OpenAI is battling a service outage related to Russian hackers

OpenAI has linked the recent ChatGPT outage and its API to a distributed denial-of-service attack.

Photo credit: Adeel Ahmed/Shutterstock

ChatGPT was hit by a distributed denial-of-service (DDoS) attack on Wednesday, which OpenAI confirmed in a status update on Thursday. According to reports, the attacks were allegedly orchestrated by a group of Russian-backed cybercriminals calling themselves “Anonymous Sudan.”

“We are dealing with periodic outages due to abnormal traffic patterns due to DDoS attacks,” the company said. We are continuing our efforts to mitigate this situation. ”

According to reports, the group claimed responsibility for the Telegram attack in retaliation for OpenAI’s support for Israel.

A distributed denial-of-service attack is a malicious attempt to disrupt access to a target server, service, or network by overwhelming it with a large amount of internet traffic.

The issue surfaced on Tuesday amid reports of sporadic outages of ChatGPT and its API starting at 10:52 p.m. ET. While OpenAI says the issue was resolved by midnight, the outage started again.

“The API and ChatGPT are downgraded again and we are continuing our investigation,” the status update said, again stating that the issue was resolved later that night.

On Wednesday, starting at 8:52 a.m. ET, the outage began again and lasted nearly two hours.

“Between 5:42 a.m. and 7:16 p.m. PT, we found that the bug affected all services,” OpenAI said. We identified the issue and implemented a fix, and now we see that our service responds normally. ”

OpenAI did not respond to a request for comment.

“The easiest way to think about a denial-of-service attack is like a phone line,” David Schwed, chief operating officer of blockchain cybersecurity firm Halborn, said in an interview. "If you have 10 phones on your phone line and they call you from 20 phones at the same time, they’re clogging up the line and can’t answer the call.

Schwed explains, "It’s denial of service; If you have 10 GB of bandwidth, they’ll inject it with more bandwidth than the device on the other end can handle. ”

He added that because DDoS attacks come from different locations at the same time, their distributed nature is nearly impossible to stop with IP filtering or blocking.

“It’s just from millions of infected machines and IoT devices that initiate HTTP queries, pings, or any queries against servers or routers,” he said.
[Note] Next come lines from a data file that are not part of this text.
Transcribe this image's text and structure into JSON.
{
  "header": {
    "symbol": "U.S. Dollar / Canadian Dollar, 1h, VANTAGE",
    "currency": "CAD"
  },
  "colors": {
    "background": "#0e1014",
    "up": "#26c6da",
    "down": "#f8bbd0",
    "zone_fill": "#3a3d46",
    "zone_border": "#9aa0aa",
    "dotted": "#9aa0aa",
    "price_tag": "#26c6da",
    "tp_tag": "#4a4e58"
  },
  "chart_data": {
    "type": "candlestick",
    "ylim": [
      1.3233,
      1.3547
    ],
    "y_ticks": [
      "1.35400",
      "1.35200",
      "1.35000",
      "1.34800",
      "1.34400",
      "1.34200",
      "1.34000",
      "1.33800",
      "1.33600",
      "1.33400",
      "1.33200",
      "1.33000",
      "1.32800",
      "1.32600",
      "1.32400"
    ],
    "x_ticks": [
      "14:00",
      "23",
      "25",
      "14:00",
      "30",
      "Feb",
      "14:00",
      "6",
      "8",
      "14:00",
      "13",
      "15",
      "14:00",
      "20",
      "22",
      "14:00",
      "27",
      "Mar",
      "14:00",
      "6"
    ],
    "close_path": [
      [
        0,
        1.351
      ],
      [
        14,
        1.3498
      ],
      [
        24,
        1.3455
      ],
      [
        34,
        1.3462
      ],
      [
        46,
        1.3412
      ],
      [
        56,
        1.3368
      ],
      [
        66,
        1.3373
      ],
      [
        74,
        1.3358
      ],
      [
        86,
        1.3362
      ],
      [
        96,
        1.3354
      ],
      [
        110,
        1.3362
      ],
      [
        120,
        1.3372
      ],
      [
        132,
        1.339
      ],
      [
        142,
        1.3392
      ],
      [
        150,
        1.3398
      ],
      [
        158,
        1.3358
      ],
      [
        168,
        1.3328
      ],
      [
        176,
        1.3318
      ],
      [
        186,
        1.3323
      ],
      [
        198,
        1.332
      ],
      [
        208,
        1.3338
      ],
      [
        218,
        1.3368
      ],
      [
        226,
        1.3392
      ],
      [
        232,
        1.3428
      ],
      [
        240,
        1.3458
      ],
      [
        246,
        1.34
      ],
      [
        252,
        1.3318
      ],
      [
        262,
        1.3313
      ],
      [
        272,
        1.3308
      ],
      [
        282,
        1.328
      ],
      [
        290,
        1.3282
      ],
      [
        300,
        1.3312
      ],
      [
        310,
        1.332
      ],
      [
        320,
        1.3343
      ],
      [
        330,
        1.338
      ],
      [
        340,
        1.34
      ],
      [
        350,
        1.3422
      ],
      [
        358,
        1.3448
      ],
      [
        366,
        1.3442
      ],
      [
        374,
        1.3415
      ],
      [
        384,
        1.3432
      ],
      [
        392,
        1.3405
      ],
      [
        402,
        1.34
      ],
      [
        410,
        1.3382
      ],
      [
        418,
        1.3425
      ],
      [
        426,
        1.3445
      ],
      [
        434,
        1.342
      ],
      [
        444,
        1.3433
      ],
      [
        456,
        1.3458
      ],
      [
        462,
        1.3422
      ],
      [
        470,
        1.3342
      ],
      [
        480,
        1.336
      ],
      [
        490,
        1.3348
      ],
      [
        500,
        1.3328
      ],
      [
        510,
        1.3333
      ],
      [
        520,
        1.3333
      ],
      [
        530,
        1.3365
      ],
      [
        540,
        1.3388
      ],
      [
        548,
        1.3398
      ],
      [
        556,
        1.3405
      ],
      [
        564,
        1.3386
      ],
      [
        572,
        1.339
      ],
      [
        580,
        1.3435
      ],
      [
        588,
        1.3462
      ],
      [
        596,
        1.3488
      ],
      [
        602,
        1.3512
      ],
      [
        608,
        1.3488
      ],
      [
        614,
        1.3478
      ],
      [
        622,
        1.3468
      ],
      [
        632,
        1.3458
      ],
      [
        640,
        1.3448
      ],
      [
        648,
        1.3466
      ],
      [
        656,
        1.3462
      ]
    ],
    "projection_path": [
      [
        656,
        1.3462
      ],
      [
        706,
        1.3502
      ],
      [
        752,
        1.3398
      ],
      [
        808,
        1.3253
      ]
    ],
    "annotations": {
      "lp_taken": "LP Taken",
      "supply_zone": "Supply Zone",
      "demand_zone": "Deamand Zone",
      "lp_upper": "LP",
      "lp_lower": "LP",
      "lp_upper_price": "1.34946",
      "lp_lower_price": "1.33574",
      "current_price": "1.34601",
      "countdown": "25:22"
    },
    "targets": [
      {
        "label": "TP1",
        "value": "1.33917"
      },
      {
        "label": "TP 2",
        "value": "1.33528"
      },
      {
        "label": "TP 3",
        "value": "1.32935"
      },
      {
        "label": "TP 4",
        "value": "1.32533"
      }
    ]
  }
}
He added that the network operations center notices that someone is making a mistake before the information arrives. The amount of abnormal bandwidth consumed by the end user is based on.

Schwed warned that while COCs have the means to divert “bad traffic,” an attack large enough could also cause these machines to go down, adding that companies may have to wait until the attack is over.

While denial-of-service attacks may be new to AI chatbots, the blockchain industry has been dealing with this form of cyberattack for years. The popular Solana network was the target of a series of attacks.

In September 2021, a denial-of-service attack took the network down for more than 17 hours. In May 2022, Solana was again attacked by a bot swarm called “Candy Machine”, which launched a denial-of-service attack on the network. In June 2022, Stepn, a Move-to-Earn game on the Solana network, was hit by a distributed denial-of-service attack.

After a rough July 2022, the Solana Foundation told Decrypt in an email that the company has achieved 100% uptime and a significant improvement in network performance since February of this year.